The bassist Geddy Lee thinks gave birth to prog-rock: “A huge influence”
Finding the origins of prog rock is pretty impossible, purely because the genre is famed for its limitlessness, and how do you find the beginning of such a thing?
Frank Zappa put it best, as when he was asked to define prog rock, he essentially said that it was rock music with other bits added. Sure, the definition lacks clarity slightly, but he’s on to something, no matter how flimsy the parameters of his definition might be.
“I would presume that people would accept this definition,” he said, “Progressive Rock is anything that doesn’t sound like regular Rock. Regular Rock is everything that sounds like itself. All songs which sound the same, everything on MTV, everything on the radio, that’s Rock. Progressive Rock is stuff that doesn’t sound like that.”
Who was the first person to inject different elements into rock music? It’s a tough question to answer, and one that means we can’t locate the origin of prog rock in the same way we can locate where other genres began. Opinions on who helped create this style of music changes depending on which artists you ask. The fact of the matter is that a lot of prog rock pioneers helped develop the genre before there was even a label for it.
If you were to ask Ian Anderson, he said that the members of Cream were some of the first musicians to give listeners a glimpse into this style. “A more progressive approach, which had been the latter part of ’66, listening to people like Graham Bond, who had at that point in his band Jack Bruce on bass and Ginger Baker on drums,” he said, “In many ways, Graham Bond was kind of a precursor of that thing that became progressive rock.”
He continued, “And, of course, Cream in its way when those two guys left Graham Bond and set out as Cream, that became something that moved Eric Clapton along from just being a blues guitarist.”
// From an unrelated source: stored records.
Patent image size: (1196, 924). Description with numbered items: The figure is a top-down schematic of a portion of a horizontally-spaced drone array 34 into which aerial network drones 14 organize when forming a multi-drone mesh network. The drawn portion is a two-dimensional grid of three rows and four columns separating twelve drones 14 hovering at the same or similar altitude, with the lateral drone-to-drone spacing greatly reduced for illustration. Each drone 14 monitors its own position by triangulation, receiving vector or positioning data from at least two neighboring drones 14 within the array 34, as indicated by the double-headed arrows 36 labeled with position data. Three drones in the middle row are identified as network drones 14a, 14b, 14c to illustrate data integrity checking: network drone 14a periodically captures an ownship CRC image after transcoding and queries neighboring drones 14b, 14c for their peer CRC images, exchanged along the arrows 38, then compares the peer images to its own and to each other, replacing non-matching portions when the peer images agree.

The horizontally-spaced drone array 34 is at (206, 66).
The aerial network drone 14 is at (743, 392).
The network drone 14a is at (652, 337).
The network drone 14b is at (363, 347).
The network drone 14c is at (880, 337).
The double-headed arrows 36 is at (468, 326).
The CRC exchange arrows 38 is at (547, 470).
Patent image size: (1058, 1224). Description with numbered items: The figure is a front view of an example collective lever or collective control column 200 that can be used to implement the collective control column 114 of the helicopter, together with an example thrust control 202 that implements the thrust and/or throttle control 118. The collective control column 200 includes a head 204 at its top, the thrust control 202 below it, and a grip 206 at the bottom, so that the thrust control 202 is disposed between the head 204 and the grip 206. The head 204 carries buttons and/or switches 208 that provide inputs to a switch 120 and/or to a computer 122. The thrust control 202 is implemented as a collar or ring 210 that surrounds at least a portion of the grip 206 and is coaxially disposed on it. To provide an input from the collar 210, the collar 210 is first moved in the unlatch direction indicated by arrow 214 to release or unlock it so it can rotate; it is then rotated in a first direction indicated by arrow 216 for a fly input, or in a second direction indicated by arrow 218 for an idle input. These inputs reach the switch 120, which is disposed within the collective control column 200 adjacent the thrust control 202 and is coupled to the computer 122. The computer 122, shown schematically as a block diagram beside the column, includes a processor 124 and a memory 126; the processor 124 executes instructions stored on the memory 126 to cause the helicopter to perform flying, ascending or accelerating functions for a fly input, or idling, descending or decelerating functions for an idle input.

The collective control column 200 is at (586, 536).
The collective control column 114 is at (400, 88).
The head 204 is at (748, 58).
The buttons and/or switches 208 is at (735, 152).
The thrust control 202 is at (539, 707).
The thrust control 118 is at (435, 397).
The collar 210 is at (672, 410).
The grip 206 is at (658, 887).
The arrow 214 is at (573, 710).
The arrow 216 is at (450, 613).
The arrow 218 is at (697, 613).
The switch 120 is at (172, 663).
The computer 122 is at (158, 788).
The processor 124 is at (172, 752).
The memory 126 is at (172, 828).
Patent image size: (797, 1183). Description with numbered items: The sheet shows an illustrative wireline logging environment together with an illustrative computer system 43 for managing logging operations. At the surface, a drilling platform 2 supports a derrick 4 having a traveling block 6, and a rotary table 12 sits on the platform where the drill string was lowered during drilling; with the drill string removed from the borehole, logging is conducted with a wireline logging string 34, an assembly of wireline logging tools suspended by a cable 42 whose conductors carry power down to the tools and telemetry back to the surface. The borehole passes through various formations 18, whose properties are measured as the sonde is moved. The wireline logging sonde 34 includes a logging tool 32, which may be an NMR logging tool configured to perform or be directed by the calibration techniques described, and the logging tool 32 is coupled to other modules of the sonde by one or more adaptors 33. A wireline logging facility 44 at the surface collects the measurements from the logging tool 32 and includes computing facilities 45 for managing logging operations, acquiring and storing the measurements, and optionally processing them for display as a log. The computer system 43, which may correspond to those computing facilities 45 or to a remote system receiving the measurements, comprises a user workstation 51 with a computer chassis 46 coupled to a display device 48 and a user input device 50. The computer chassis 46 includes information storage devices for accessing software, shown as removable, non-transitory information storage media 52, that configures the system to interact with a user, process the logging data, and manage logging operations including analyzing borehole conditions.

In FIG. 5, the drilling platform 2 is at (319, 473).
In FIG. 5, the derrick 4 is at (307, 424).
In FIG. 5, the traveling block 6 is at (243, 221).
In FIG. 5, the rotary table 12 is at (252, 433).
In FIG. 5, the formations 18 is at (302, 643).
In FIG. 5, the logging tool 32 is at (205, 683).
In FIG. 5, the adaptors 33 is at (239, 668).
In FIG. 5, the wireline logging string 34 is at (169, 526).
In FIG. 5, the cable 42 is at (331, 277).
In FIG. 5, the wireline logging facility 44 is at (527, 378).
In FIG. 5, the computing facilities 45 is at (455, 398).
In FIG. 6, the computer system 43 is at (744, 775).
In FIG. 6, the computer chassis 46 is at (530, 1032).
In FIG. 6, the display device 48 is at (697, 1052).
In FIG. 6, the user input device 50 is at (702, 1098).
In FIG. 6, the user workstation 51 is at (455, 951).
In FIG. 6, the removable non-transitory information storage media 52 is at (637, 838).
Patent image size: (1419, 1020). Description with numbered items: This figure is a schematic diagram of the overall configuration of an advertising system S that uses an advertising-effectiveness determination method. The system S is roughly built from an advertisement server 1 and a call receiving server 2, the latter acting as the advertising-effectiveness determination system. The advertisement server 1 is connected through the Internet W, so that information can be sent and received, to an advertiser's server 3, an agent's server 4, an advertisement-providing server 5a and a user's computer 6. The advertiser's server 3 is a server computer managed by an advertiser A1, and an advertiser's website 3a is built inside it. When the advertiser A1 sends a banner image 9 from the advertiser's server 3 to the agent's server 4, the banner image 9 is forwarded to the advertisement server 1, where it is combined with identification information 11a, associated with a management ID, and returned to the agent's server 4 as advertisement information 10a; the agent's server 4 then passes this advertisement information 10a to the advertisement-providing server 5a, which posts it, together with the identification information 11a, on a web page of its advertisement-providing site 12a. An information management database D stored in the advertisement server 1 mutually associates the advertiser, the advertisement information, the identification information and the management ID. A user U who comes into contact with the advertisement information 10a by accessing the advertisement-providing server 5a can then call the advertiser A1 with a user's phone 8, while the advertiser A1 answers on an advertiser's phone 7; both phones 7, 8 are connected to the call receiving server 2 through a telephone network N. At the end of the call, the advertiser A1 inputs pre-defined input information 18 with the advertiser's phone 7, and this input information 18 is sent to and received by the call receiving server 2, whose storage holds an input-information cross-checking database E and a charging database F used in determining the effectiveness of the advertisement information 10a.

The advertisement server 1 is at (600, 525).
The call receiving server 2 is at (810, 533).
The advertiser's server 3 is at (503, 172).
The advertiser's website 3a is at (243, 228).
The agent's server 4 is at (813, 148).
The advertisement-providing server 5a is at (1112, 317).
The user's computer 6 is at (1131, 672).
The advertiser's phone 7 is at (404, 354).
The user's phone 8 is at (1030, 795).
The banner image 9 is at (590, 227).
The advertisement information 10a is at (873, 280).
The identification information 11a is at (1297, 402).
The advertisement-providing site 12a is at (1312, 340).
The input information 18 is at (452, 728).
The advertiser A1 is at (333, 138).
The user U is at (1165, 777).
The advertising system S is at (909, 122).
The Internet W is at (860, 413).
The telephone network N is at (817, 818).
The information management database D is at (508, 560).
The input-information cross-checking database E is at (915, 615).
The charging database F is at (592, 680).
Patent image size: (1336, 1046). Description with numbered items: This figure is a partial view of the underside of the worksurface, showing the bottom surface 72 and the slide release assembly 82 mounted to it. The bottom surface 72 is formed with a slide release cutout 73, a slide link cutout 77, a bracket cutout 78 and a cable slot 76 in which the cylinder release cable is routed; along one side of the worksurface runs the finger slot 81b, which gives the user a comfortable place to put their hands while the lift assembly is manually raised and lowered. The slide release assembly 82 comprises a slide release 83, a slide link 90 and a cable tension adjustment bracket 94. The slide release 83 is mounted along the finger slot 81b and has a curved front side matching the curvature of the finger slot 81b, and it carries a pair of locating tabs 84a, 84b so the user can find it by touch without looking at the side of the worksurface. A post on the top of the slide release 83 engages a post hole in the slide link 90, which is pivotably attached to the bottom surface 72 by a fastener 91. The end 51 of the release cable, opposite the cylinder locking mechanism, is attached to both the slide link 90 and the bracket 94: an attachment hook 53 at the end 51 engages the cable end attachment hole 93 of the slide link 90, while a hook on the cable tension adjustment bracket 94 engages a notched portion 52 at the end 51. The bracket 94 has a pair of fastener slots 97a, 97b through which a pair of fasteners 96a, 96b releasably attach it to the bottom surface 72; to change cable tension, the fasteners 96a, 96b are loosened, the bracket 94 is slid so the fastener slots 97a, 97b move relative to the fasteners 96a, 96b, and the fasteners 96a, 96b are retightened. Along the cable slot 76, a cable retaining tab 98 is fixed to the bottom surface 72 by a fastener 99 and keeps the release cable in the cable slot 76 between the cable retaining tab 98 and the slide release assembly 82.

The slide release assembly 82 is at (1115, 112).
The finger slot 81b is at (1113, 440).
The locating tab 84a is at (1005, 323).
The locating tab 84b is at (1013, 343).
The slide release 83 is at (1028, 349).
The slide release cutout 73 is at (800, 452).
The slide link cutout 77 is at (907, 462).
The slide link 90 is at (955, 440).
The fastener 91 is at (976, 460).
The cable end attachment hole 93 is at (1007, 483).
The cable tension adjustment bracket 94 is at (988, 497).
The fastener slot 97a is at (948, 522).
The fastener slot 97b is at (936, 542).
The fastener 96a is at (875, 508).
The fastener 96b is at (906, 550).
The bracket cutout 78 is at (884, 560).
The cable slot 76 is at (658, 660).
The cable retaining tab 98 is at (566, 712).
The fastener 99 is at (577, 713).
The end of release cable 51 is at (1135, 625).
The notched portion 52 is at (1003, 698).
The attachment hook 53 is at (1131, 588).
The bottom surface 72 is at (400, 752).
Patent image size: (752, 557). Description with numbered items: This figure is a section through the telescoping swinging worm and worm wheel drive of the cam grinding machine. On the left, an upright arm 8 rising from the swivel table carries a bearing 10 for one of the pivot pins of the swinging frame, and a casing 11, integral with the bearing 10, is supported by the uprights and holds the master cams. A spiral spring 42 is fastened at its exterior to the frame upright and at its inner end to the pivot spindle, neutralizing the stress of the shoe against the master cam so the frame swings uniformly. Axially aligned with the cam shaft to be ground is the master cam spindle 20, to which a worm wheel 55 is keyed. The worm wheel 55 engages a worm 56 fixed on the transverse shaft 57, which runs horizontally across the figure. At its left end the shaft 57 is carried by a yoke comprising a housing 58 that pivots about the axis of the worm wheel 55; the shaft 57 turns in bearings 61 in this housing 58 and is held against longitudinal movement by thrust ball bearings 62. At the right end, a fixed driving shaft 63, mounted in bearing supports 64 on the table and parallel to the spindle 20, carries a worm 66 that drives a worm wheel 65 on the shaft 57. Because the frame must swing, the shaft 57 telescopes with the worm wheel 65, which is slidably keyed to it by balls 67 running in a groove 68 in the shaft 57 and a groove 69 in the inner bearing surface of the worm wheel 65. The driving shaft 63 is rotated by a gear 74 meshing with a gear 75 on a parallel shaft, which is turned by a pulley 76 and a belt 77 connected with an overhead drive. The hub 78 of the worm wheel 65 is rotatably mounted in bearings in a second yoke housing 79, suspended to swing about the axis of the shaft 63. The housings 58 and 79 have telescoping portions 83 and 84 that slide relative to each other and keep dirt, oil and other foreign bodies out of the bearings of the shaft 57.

Another legend of the genre, Geddy Lee, would disagree with this assessment (at least when it comes to playing bass that is). Lee believes that a lot of the new generation of bass players who championed prog rock were influenced by a band who we don’t remotely consider prog – The Who. When discussing some of the music that they were responsible for, Lee said that John Entwistle’s style of bass playing had an impact on everyone listening.
“He gave birth to a whole new generation of English bass players like Chris Squire, people of that ilk, who brought that tone,” he said before naming other influential bassists within the genre, “You know, Greg Lake, (he) had a really great deep bottom end and a real nice piano string top end. Chris Squire to me had the perfect combination to me of bottom and grunty twangy mid-range. So those guys were a huge, huge influence on my sound.”
There isn’t a style of music which relies on a bassist more than prog rock, as when the sound begins to grow out of control, it boils down to the bass players to hold everything together. As such, the influence of these four string wonders can never be understated, and in Lee’s mind, they all owe a debt to John Entwistle.